The U.S. Department of Justice (DOJ) announced Thursday that a federal grand jury charged a Chinese national for participating in a sophisticated hacking group based in China that was targeting large businesses in the U.S. The hacking group was allegedly responsible for the 2015 Anthem data breach.
Chinese Hacking Group Targeted US Businesses
The four-count indictment against Fujie Wang said Wang and other members conducted campaigns of intrusions into U.S.-based computer systems, including those of Anthem, a health insurance company, and three other businesses.
Assistant Attorney General Benczkowski said that the hacking group’s members committed one of the largest data breaches in U.S. history, violating the privacy rights of 78.8 million Americans by stealing their personally identifiable information (PII).
Assistant Director Matt Gorham praised Anthem for its prompt cooperation with the FBI, which played an important role in identifying the cybercriminals that were targeting the company.
Anthem Data Breach
Anthem made the data breach public in February 2015. According to the investigators, the first intrusion happened as early as May 13, 2014. The Chinese hacking group continued to target Anthem until January 2015. Meanwhile, it also started hacking three other companies in the technology, basic materials and communications services sectors.
It’s not clear why the DOJ did not name these three other firms, but presumably these companies have yet to make their own data breaches public, which means their customers may still be unaware that their data was exposed.
In Anthem’s case, the hackers stole sensitive data from 78.8 million Americans, including names, health identification numbers, dates of birth, Social Security numbers, addresses, telephone numbers, email addresses, employment information and income data.

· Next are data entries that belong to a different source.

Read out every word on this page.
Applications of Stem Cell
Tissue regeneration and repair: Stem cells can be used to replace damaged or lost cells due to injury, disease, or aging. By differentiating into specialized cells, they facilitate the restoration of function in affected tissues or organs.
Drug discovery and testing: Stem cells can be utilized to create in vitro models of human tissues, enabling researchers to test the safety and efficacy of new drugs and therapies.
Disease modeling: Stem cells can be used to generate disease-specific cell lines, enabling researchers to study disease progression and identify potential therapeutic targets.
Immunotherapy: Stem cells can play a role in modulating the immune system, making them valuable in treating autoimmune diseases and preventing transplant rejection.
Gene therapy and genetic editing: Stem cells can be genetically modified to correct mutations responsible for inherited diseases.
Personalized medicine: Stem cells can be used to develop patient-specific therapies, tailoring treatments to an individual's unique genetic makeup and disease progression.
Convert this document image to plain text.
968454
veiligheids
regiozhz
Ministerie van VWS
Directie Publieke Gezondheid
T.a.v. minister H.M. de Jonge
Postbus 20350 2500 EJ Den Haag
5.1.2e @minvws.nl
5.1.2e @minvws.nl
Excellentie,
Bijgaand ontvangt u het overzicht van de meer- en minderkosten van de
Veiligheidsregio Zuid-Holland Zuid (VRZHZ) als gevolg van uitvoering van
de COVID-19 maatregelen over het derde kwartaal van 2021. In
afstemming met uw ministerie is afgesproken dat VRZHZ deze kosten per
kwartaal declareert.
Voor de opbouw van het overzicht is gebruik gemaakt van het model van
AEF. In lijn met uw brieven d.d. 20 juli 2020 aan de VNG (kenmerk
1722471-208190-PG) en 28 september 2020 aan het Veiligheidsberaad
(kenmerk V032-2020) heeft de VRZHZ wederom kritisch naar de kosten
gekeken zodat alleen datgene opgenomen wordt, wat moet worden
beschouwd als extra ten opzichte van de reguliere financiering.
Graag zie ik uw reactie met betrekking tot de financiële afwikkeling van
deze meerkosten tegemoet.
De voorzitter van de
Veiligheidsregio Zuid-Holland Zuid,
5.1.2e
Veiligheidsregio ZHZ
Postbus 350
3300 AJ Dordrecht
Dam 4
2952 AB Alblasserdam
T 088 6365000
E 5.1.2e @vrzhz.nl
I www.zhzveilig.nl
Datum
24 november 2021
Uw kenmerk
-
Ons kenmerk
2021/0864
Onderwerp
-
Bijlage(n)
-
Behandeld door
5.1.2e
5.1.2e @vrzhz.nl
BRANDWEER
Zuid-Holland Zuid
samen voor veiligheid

Sophisticated Techniques Used
The hacking group members used sophisticated spearphishing techniques to target employees of the victim companies with relevant emails and hyperlinks. When employees clicked on those clicks, malware would download and install on their machines. The malware included a backdoor tool that gave attackers remote access to the machines and the company’s internal network.
According to the indictment, the defendants sometimes waited months to take further action after the machines were infected. First, they would do reconnaissance to see if there was anything worth stealing.
After they stole the data of interest, they encrypted it and sent it through multiple computers to destinations in China. Once the data was transferred, the defendants deleted the encrypted archives on the victims’ computer to avoid detection.
The DOJ alleged that defendant Wang owned two domain names connected to the criminal activity. One of the domains was associated with the backdoor installed in the computer systems of one of these unnamed victim businesses. The other domain was associated with an email Wang used to send the spearphishing messages to the employees of another victim business.
The FBI’s Indianapolis Field Office investigated the case with the help of several other cybercrime divisions within the DOJ.